O caminhar em Brasília se assemelha a cruzar um rio pedregoso, com pedras soltas, algumas limpas e outras com lodo, escorregadias. Exige do caminhante especial atenção para driblar os percalços. Toda atenção é necessária, caso algum interesse importante esteja em jogo. Pois, para muitos, a política é um negócio.
As circunstâncias do momento são especiais. A combinação do debate da reforma tributária com o ano eleitoral pode abrir a temporada de caça sobre o setor privado. Em tempos de eleição, as propostas de reforma tributária ganham uma dimensão ainda mais intensa, com cada grupo tentando alinhar propostas às próprias demandas.
O governo, buscando aumentar a arrecadação para financiar suas políticas públicas e seus programas eleitorais, torna-se um caçador implacável. A necessidade de apresentar resultados tangíveis e a pressão para equilibrar as contas públicas incentivam uma busca agressiva por novas fontes de receita, muitas vezes tendo o setor privado como alvo principal. Os caçadores, porém, não são apenas os governantes em busca de recursos adicionais, são também os vendedores de soluções que prometem salvar os perseguidos.

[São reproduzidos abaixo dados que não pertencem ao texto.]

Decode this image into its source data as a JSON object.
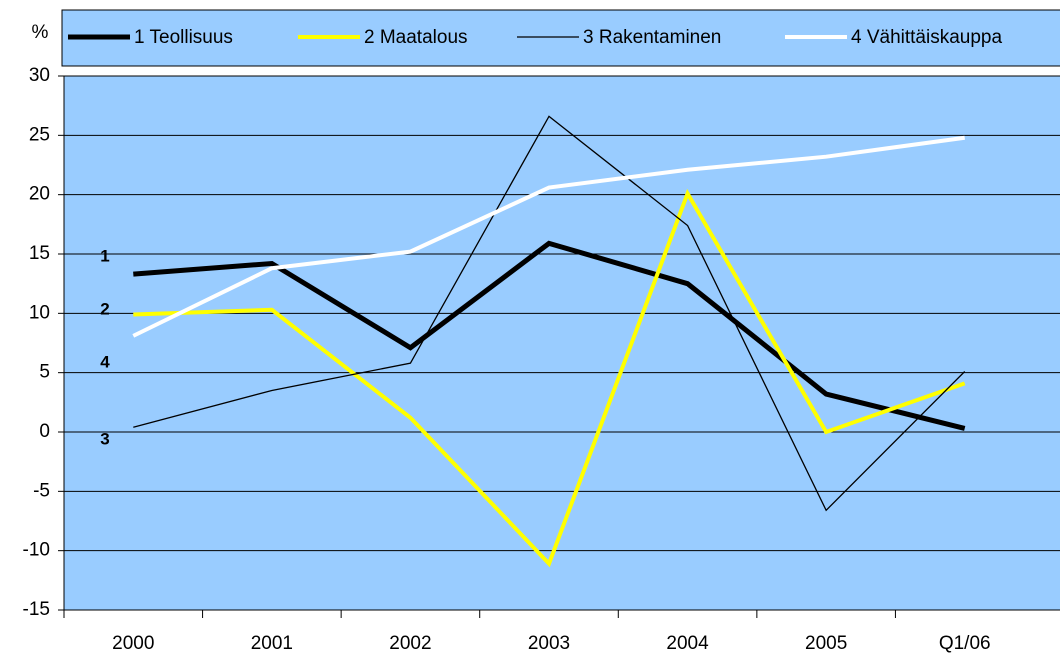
{
  "chart_data": {
    "type": "line",
    "y_label": "%",
    "categories": [
      "2000",
      "2001",
      "2002",
      "2003",
      "2004",
      "2005",
      "Q1/06"
    ],
    "series": [
      {
        "name": "1 Teollisuus",
        "color": "#000000",
        "width": 5,
        "values": [
          13.3,
          14.2,
          7.1,
          15.9,
          12.5,
          3.2,
          0.3
        ]
      },
      {
        "name": "2 Maatalous",
        "color": "#ffff00",
        "width": 4,
        "values": [
          9.9,
          10.3,
          1.2,
          -11.1,
          20.1,
          0,
          4.1
        ]
      },
      {
        "name": "3 Rakentaminen",
        "color": "#000000",
        "width": 1.3,
        "values": [
          0.4,
          3.5,
          5.8,
          26.6,
          17.4,
          -6.6,
          5.1
        ]
      },
      {
        "name": "4 Vähittäiskauppa",
        "color": "#ffffff",
        "width": 4,
        "values": [
          8.1,
          13.8,
          15.2,
          20.6,
          22.1,
          23.2,
          24.8
        ]
      }
    ],
    "annotations": [
      "1",
      "2",
      "4",
      "3"
    ],
    "ylim": [
      -15,
      30
    ],
    "yticks": [
      -15,
      -10,
      -5,
      0,
      5,
      10,
      15,
      20,
      25,
      30
    ],
    "grid": true,
    "legend": "top",
    "background": "#99ccff"
  }
}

Essa dinâmica cria um ambiente de incerteza e tensão para o setor privado, que se vê encurralado entre a necessidade de contribuir para o Fisco e a pressão para encontrar maneiras legais de minimizar tal impacto. Em meio a esse cenário, os contribuintes precisam estar mais preparados do que nunca para lidar com as exigências fiscais, enquanto tentam influenciar o debate de forma a proteger seus interesses e garantir a sustentabilidade de seus negócios.
Rumores indicam que setores privados poderão ser amassados nas discussões no melhor estilo “criar dificuldades para oferecer facilidades”. O assunto é sério e merece a atenção dos Poderes e das lideranças do Congresso. A questão tributária é uma das mais dolorosas do país. A maioria paga muitos tributos, enquanto uma minoria se beneficia de isenções e facilidades. A indústria nacional é penalizada com uma competição injusta devido a um sistema tributário caótico.
“Setores privados poderão ser amassados no melhor estilo ‘criar dificuldades para oferecer facilidades’ ”
A reforma é mais do que necessária, mas ter a regulamentação aprovada a toque de caixa e, quem sabe, visando apenas gerar caixa é, como disse em texto anterior, uma temeridade. Taxar, por exemplo, as exportações é uma insanidade e um benefício para quem compete conosco no comércio internacional.
Enfim, o debate em torno da reforma tributária poderá se transformar em um enredo de Fellini. Com movimentos incompreensíveis e resultados imprevisíveis, como o final de E La Nave Va, em que o jornalista Orlando e um rinoceronte ficam perdidos em um oceano de plástico cercado por técnicos que produzem fumaça.
Essa comparação cinematográfica não é meramente estética. Ressalta um problema profundo que pode acontecer em um debate açodado e pouco compreensível. Não podemos deixar que a reforma tributária se transforme em temporada de caça do contribuinte, que é quem, no final, paga a conta.